The university, according to a pending federal lawsuit filed in Springfield by a former men’s tennis player, reneged on promises for a four-year scholarship and otherwise made life so difficult for the plaintiff that he required counseling. Daniel R. Lozier II, who is attending college elsewhere and no longer plays intercollegiate tennis, is asking for more than $10 million, plus legal fees. Lozier’s experience at Quincy, says his lawyer, was sufficiently miserable that resultant psychological difficulties have kept him from the tennis court.
“We think a strong message needs to be sent,” says Pat Sheehan, Jr., Lozier’s attorney. “That’s why the amount is so high.”
Recruited from Florida, Lozier lasted less than a year as a Quincy Hawk, playing his last match in 2017. He wasn’t a typical high school player, having been home-schooled while starring on a Florida high school team. Online courses, he told a Florida television station after signing his letter of intent, left him more time to hone his tennis game. “So what I do is, I wake up, do all my work in three hours and come back and work out here and play for three or four hours,” he told a reporter.
His dedication paid off. In 2016, Tennis Recruiting Network ranked him the nation’s 611th best junior player, up considerably from his 991st ranking in 2013. “Keep in mind he was our No. 1 player as a sophomore playing seniors,” his high school coach told the Panama City News Herald when Lozier, then a senior, qualified for the men’s singles state tournament in 2016 – seeded fourth, he lost in the second round. “Regardless of how good you are skill-wise, the mental maturity makes a difference.”

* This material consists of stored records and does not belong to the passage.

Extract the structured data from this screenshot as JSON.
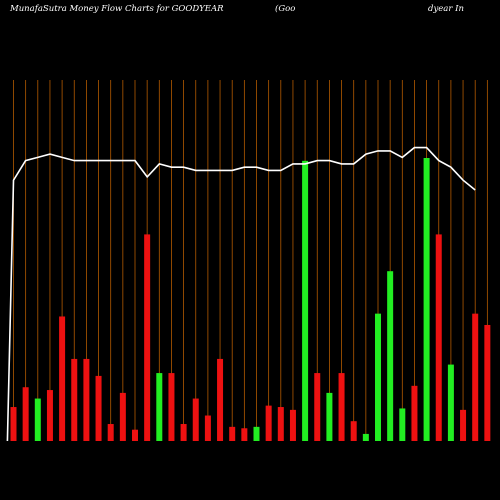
{
  "header": {
    "title_left": "MunafaSutra  Money Flow  Charts for GOODYEAR",
    "title_mid": "(Goo",
    "title_right": "dyear In"
  },
  "colors": {
    "background": "#000000",
    "grid": "#b35a00",
    "up": "#22ee22",
    "down": "#ee1111",
    "line": "#ffffff"
  },
  "chart_data": {
    "type": "bar",
    "grid": true,
    "bar_ylim": [
      0,
      100
    ],
    "line_ylim": [
      0,
      100
    ],
    "categories": [
      "",
      "",
      "",
      "",
      "",
      "",
      "",
      "",
      "",
      "",
      "",
      "",
      "",
      "",
      "",
      "",
      "",
      "",
      "",
      "",
      "",
      "",
      "",
      "",
      "",
      "",
      "",
      "",
      "",
      "",
      "",
      "",
      "",
      "",
      "",
      "",
      "",
      "",
      "",
      ""
    ],
    "bars": [
      {
        "value": 12,
        "dir": "down"
      },
      {
        "value": 19,
        "dir": "down"
      },
      {
        "value": 15,
        "dir": "up"
      },
      {
        "value": 18,
        "dir": "down"
      },
      {
        "value": 44,
        "dir": "down"
      },
      {
        "value": 29,
        "dir": "down"
      },
      {
        "value": 29,
        "dir": "down"
      },
      {
        "value": 23,
        "dir": "down"
      },
      {
        "value": 6,
        "dir": "down"
      },
      {
        "value": 17,
        "dir": "down"
      },
      {
        "value": 4,
        "dir": "down"
      },
      {
        "value": 73,
        "dir": "down"
      },
      {
        "value": 24,
        "dir": "up"
      },
      {
        "value": 24,
        "dir": "down"
      },
      {
        "value": 6,
        "dir": "down"
      },
      {
        "value": 15,
        "dir": "down"
      },
      {
        "value": 9,
        "dir": "down"
      },
      {
        "value": 29,
        "dir": "down"
      },
      {
        "value": 5,
        "dir": "down"
      },
      {
        "value": 4.5,
        "dir": "down"
      },
      {
        "value": 5,
        "dir": "up"
      },
      {
        "value": 12.5,
        "dir": "down"
      },
      {
        "value": 12,
        "dir": "down"
      },
      {
        "value": 11,
        "dir": "down"
      },
      {
        "value": 99,
        "dir": "up"
      },
      {
        "value": 24,
        "dir": "down"
      },
      {
        "value": 17,
        "dir": "up"
      },
      {
        "value": 24,
        "dir": "down"
      },
      {
        "value": 7,
        "dir": "down"
      },
      {
        "value": 2.5,
        "dir": "up"
      },
      {
        "value": 45,
        "dir": "up"
      },
      {
        "value": 60,
        "dir": "up"
      },
      {
        "value": 11.5,
        "dir": "up"
      },
      {
        "value": 19.5,
        "dir": "down"
      },
      {
        "value": 100,
        "dir": "up"
      },
      {
        "value": 73,
        "dir": "down"
      },
      {
        "value": 27,
        "dir": "up"
      },
      {
        "value": 11,
        "dir": "down"
      },
      {
        "value": 45,
        "dir": "down"
      },
      {
        "value": 41,
        "dir": "down"
      }
    ],
    "line_values": [
      0,
      80,
      86,
      87,
      88,
      87,
      86,
      86,
      86,
      86,
      86,
      86,
      81,
      85,
      84,
      84,
      83,
      83,
      83,
      83,
      84,
      84,
      83,
      83,
      85,
      85,
      86,
      86,
      85,
      85,
      88,
      89,
      89,
      87,
      90,
      90,
      86,
      84,
      80,
      77
    ],
    "line_points": [
      {
        "i": -0.5,
        "y": 0
      },
      {
        "i": 0,
        "y": 80
      },
      {
        "i": 1,
        "y": 86
      },
      {
        "i": 2,
        "y": 87
      },
      {
        "i": 3,
        "y": 88
      },
      {
        "i": 4,
        "y": 87
      },
      {
        "i": 5,
        "y": 86
      },
      {
        "i": 6,
        "y": 86
      },
      {
        "i": 7,
        "y": 86
      },
      {
        "i": 8,
        "y": 86
      },
      {
        "i": 9,
        "y": 86
      },
      {
        "i": 10,
        "y": 86
      },
      {
        "i": 11,
        "y": 81
      },
      {
        "i": 12,
        "y": 85
      },
      {
        "i": 13,
        "y": 84
      },
      {
        "i": 14,
        "y": 84
      },
      {
        "i": 15,
        "y": 83
      },
      {
        "i": 16,
        "y": 83
      },
      {
        "i": 17,
        "y": 83
      },
      {
        "i": 18,
        "y": 83
      },
      {
        "i": 19,
        "y": 84
      },
      {
        "i": 20,
        "y": 84
      },
      {
        "i": 21,
        "y": 83
      },
      {
        "i": 22,
        "y": 83
      },
      {
        "i": 23,
        "y": 85
      },
      {
        "i": 24,
        "y": 85
      },
      {
        "i": 25,
        "y": 86
      },
      {
        "i": 26,
        "y": 86
      },
      {
        "i": 27,
        "y": 85
      },
      {
        "i": 28,
        "y": 85
      },
      {
        "i": 29,
        "y": 88
      },
      {
        "i": 30,
        "y": 89
      },
      {
        "i": 31,
        "y": 89
      },
      {
        "i": 32,
        "y": 87
      },
      {
        "i": 33,
        "y": 90
      },
      {
        "i": 34,
        "y": 90
      },
      {
        "i": 35,
        "y": 86
      },
      {
        "i": 36,
        "y": 84
      },
      {
        "i": 37,
        "y": 80
      },
      {
        "i": 38,
        "y": 77
      }
    ]
  }
}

Quincy gave Lozier a tennis scholarship worth $27,000 in the first year, and he expected it to be renewed, even increased, each year until he graduated. But, by the spring of his freshman year in 2017, problems emerged.
According to the lawsuit, former coach Brian Holzgrafe, a defendant who left his coaching position at the conclusion of the 2017 season, called Lozier a “privileged white boy from the South.” Players used drugs and alcohol, Lozier claims, with an assistant coach providing either or both and Holzgrafe knowing it.

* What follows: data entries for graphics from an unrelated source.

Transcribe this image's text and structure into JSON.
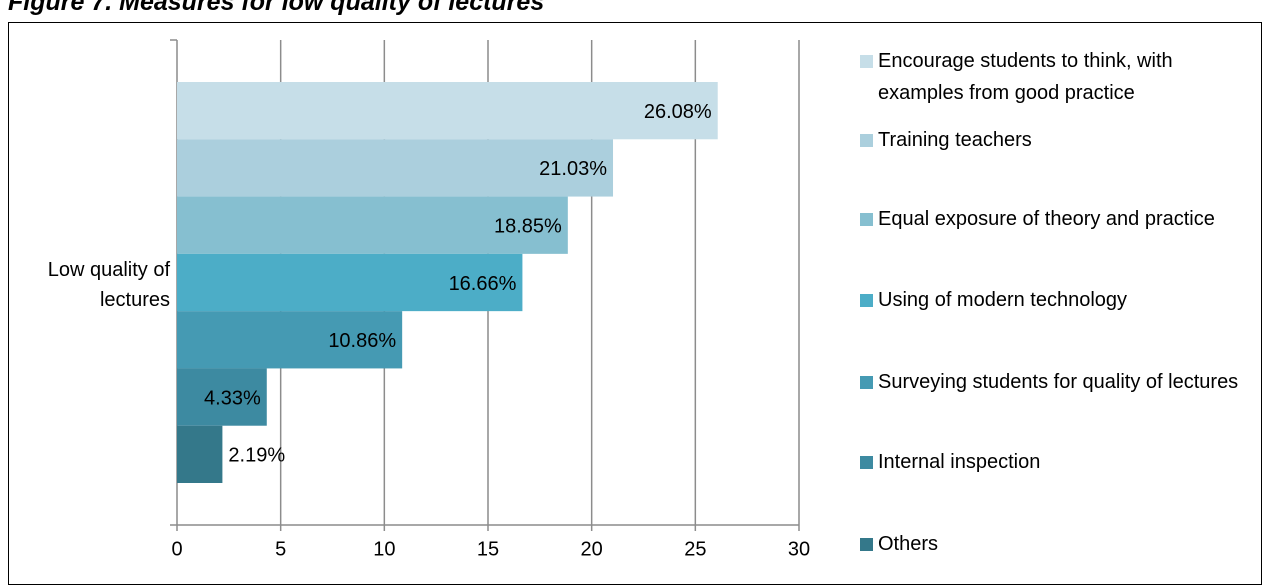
{
  "chart_data": {
    "type": "bar",
    "orientation": "horizontal",
    "title": "Figure 7. Measures for low quality of lectures",
    "categories": [
      "Low quality of lectures"
    ],
    "xlim": [
      0,
      30
    ],
    "xticks": [
      0,
      5,
      10,
      15,
      20,
      25,
      30
    ],
    "grid": true,
    "legend": "right",
    "series": [
      {
        "name": "Encourage students to think, with examples from good practice",
        "color": "#c6dee8",
        "values": [
          26.08
        ],
        "value_labels": [
          "26.08%"
        ]
      },
      {
        "name": "Training teachers",
        "color": "#abcfdd",
        "values": [
          21.03
        ],
        "value_labels": [
          "21.03%"
        ]
      },
      {
        "name": "Equal exposure of theory and practice",
        "color": "#86bfd0",
        "values": [
          18.85
        ],
        "value_labels": [
          "18.85%"
        ]
      },
      {
        "name": "Using of modern technology",
        "color": "#4cadc7",
        "values": [
          16.66
        ],
        "value_labels": [
          "16.66%"
        ]
      },
      {
        "name": "Surveying students for quality of lectures",
        "color": "#459ab3",
        "values": [
          10.86
        ],
        "value_labels": [
          "10.86%"
        ]
      },
      {
        "name": "Internal inspection",
        "color": "#3d8aa1",
        "values": [
          4.33
        ],
        "value_labels": [
          "4.33%"
        ]
      },
      {
        "name": "Others",
        "color": "#34788a",
        "values": [
          2.19
        ],
        "value_labels": [
          "2.19%"
        ]
      }
    ]
  }
}
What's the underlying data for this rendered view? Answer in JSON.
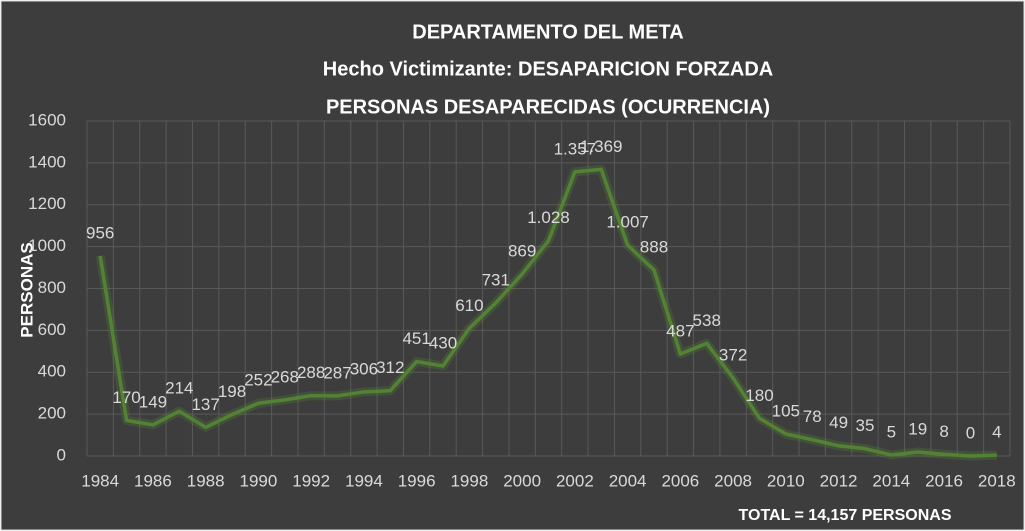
{
  "chart_data": {
    "type": "line",
    "title": "DEPARTAMENTO DEL META",
    "subtitle": "Hecho Victimizante: DESAPARICION FORZADA",
    "subtitle2": "PERSONAS DESAPARECIDAS (OCURRENCIA)",
    "y_label": "PERSONAS",
    "footer": "TOTAL = 14,157 PERSONAS",
    "categories": [
      "1984",
      null,
      "1986",
      null,
      "1988",
      null,
      "1990",
      null,
      "1992",
      null,
      "1994",
      null,
      "1996",
      null,
      "1998",
      null,
      "2000",
      null,
      "2002",
      null,
      "2004",
      null,
      "2006",
      null,
      "2008",
      null,
      "2010",
      null,
      "2012",
      null,
      "2014",
      null,
      "2016",
      null,
      "2018"
    ],
    "values": [
      956,
      170,
      149,
      214,
      137,
      198,
      252,
      268,
      288,
      287,
      306,
      312,
      451,
      430,
      610,
      731,
      869,
      1028,
      1357,
      1369,
      1007,
      888,
      487,
      538,
      372,
      180,
      105,
      78,
      49,
      35,
      5,
      19,
      8,
      0,
      4
    ],
    "value_labels": [
      "956",
      "170",
      "149",
      "214",
      "137",
      "198",
      "252",
      "268",
      "288",
      "287",
      "306",
      "312",
      "451",
      "430",
      "610",
      "731",
      "869",
      "1.028",
      "1.357",
      "1.369",
      "1.007",
      "888",
      "487",
      "538",
      "372",
      "180",
      "105",
      "78",
      "49",
      "35",
      "5",
      "19",
      "8",
      "0",
      "4"
    ],
    "color": "#548235",
    "ylim": [
      0,
      1600
    ],
    "yticks": [
      0,
      200,
      400,
      600,
      800,
      1000,
      1200,
      1400,
      1600
    ],
    "grid": true
  }
}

In the spring of 2017, someone – Lozier says that it wasn’t him – alleged that Holzgrafe was having an inappropriate relationship with someone in the women’s tennis program. The university launched an investigation.
Investigators came to tennis practice, according to the lawsuit, and asked Holzgrafe for permission to speak with Lozier, who left practice for the interview. After being assured he was speaking in confidence, Lozier says he told investigators that a teammate had told him about the coach’s alleged inappropriate relationship and that players via texts had discussed the possibility that Holzgrafe might lose his job. Lozier also complained about drugs and alcohol in the tennis program and told investigators that Holzgrafe, while driving a rental van, had struck a vehicle during a team trip to Fort Myers but didn’t stop or report the accident that occurred with players aboard. He also said that the coach had driven while strumming a ukulele and steering with his knees.

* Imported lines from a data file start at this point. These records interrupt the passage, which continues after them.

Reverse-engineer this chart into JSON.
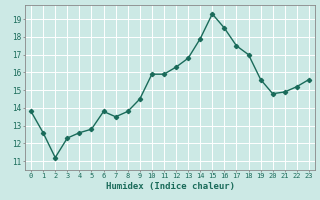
{
  "x": [
    0,
    1,
    2,
    3,
    4,
    5,
    6,
    7,
    8,
    9,
    10,
    11,
    12,
    13,
    14,
    15,
    16,
    17,
    18,
    19,
    20,
    21,
    22,
    23
  ],
  "y": [
    13.8,
    12.6,
    11.2,
    12.3,
    12.6,
    12.8,
    13.8,
    13.5,
    13.8,
    14.5,
    15.9,
    15.9,
    16.3,
    16.8,
    17.9,
    19.3,
    18.5,
    17.5,
    17.0,
    15.6,
    14.8,
    14.9,
    15.2,
    15.6
  ],
  "xlabel": "Humidex (Indice chaleur)",
  "xlim": [
    -0.5,
    23.5
  ],
  "ylim": [
    10.5,
    19.8
  ],
  "yticks": [
    11,
    12,
    13,
    14,
    15,
    16,
    17,
    18,
    19
  ],
  "xticks": [
    0,
    1,
    2,
    3,
    4,
    5,
    6,
    7,
    8,
    9,
    10,
    11,
    12,
    13,
    14,
    15,
    16,
    17,
    18,
    19,
    20,
    21,
    22,
    23
  ],
  "line_color": "#1a6b5a",
  "marker": "D",
  "marker_size": 2.2,
  "bg_color": "#cce9e5",
  "grid_color": "#ffffff",
  "axes_color": "#888888",
  "tick_label_color": "#1a6b5a",
  "xlabel_color": "#1a6b5a",
  "line_width": 1.0
}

When Lozier returned to practice after speaking with investigators, Holzgrafe berated him and kicked him off the team, according to the lawsuit. Shortly afterward, Lozier says, the coach sent him a text message: “Why would you do this? What have I done to deserve this terrible lie?” Former teammates ostracized him, Lozier says, and one depicted him as a rat and a snake in pictures drawn during a class.
Lozier says the coach disclosed confidential medical information about him to others. In court documents, Holzgrafe denies the claim while also saying that Lozier himself disclosed “alleged private facts” to others. The lawsuit provides no details on Lozier’s medical condition. “It’s a mental health type thing,” said Sheehan, who declined to provide details.
The university, Lozier says, did nothing when he complained that he was suffering retaliation. Instead, he says that he was told to do schoolwork the same way he had in high school: “Plaintiff was advised by (Quincy University) that he should complete the remainder of the semester online from a remote location off the (Quincy University) campus.”
Holzgrafe resigned his coaching position at the end of the 2017 season, after Lozier left the team. Both he and the university have denied any wrongdoing in court documents responding to Lozier’s lawsuit.